The farmers have signed an agreement with the State Agriculture Development Corporation to lease a total of 809ha land they have been occupying for years at an annual rate of RM200 per 0.4ha to grow vegetable and fruits, and to breed fish.
Those who cultivate oil palm are to pay the corporation RM400 per 0.4ha each year.
The lease is valid for up to 30 years with the rental amount to be reviewed once every three years.
Kuala Bikam Farmers Association chairman Lee Mooi Choon said the farmers, whose main produce included seedless guava, mango, sweet potato, rose apple and turnip, could at last sleep better with a new sense of security.
“We no longer have to worry about the land here being earmarked for other industries.
“Many families here depend mostly on farming for a living, some for more than 30 years.
“Hopefully, the Government will continue to assist the farmers in other aspects such as fertiliser subsidies,” Lee told The Star during an agreement signing session at the village on Tuesday.

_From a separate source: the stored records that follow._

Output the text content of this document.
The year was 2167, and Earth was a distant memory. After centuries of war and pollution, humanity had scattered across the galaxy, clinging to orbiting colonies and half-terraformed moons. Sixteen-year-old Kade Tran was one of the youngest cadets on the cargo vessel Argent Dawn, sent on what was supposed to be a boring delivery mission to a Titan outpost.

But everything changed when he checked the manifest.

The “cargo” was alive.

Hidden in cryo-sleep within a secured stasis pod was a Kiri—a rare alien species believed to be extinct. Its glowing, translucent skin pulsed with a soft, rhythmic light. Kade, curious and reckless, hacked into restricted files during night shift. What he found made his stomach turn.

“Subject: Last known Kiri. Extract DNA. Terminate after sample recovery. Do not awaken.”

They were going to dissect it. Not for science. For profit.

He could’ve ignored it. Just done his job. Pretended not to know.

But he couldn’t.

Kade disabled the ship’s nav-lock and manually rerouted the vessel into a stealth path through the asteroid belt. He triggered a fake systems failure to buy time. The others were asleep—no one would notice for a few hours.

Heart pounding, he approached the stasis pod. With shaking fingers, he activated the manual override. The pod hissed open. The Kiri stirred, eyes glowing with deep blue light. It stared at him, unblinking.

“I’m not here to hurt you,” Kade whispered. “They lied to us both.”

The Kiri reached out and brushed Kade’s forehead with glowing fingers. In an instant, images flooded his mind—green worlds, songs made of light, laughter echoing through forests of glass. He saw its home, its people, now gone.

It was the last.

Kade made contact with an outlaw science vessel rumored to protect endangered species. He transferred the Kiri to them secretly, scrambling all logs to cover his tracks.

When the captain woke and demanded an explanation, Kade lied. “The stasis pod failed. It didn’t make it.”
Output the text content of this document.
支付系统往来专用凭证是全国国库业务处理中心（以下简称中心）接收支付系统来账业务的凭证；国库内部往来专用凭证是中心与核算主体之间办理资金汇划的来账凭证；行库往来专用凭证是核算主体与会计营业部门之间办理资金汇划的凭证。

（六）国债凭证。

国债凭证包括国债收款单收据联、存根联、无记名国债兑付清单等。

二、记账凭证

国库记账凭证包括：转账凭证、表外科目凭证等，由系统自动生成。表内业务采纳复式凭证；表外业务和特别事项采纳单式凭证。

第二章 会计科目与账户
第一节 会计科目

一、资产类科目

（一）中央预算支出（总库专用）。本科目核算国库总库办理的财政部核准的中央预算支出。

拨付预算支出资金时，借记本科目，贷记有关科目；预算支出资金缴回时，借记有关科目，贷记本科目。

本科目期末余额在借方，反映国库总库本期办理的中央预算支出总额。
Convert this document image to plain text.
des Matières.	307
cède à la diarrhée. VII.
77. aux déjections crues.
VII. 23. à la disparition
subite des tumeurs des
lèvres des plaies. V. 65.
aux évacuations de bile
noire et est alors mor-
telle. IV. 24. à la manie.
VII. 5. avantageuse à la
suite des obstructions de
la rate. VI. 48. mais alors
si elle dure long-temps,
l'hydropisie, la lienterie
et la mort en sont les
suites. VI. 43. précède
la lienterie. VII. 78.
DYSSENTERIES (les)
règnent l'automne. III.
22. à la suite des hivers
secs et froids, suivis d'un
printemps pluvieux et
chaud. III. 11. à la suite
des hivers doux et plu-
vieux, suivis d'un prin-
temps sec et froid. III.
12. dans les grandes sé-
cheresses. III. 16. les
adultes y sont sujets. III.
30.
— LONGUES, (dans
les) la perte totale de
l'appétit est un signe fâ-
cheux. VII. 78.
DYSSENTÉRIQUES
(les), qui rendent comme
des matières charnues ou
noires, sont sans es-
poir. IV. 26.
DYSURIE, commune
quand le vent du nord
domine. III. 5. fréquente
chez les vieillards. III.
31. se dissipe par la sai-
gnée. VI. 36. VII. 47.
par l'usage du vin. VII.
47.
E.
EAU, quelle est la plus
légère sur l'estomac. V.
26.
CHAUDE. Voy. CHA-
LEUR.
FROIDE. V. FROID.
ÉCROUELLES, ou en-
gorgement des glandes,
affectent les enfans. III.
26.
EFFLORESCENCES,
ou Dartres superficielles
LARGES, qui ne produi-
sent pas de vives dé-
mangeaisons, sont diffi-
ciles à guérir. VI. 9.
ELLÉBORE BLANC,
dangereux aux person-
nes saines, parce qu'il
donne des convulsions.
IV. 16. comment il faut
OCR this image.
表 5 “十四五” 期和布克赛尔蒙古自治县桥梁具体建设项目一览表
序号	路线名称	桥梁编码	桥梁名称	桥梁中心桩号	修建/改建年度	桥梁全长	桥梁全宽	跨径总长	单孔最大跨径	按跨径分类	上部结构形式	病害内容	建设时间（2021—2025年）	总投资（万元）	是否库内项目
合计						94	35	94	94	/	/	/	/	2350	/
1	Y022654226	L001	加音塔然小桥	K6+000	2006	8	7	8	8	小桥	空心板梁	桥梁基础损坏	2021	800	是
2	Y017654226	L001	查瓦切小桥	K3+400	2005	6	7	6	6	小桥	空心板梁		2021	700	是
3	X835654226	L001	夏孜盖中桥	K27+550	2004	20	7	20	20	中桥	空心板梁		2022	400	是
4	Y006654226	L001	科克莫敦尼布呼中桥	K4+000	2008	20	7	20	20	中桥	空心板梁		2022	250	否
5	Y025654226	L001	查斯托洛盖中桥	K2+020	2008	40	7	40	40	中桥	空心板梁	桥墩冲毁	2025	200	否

Vegetable and oil palm farmer Yang Woo Chong found the rent a bit steep, given the present cautious economic outlook.
The third generation farmer claimed that in a southern state, agricultural land was being rented out from as low as RM70 per 0.4ha annually.
“Farming is also challenging here as the soil is mostly sandy.
“It dries up quickly and has poor retention capacity of nutrients,” he said, adding that there was always the threat of poor harvests due to the weather.
Fellow farmer Tan Poo Sean said he could not afford to pay the rent in one lump sum but was glad to be offered an instalment scheme instead.
“The convenient payment option is also good as no interest is incurred,” he said.
Corporation property manager Sabuddin Uthmawi said the move to lease the land to the farmers would help boost the state’s coffer.
“I think it is only fair for the farmers to pay rental as they have been using the land for generations without having to pay.
“The rental may be higher than in other states but we have to take into account the revenue we had missed out on over decades,” he said.
On another note Sabuddin said he was encouraged by the support of the farmers as the corporation had managed to collect more than RM400,000 in rent during the day of the signing ceremony.
“That is about 71% of the total rent we are supposed to collect from the farmers,” he said.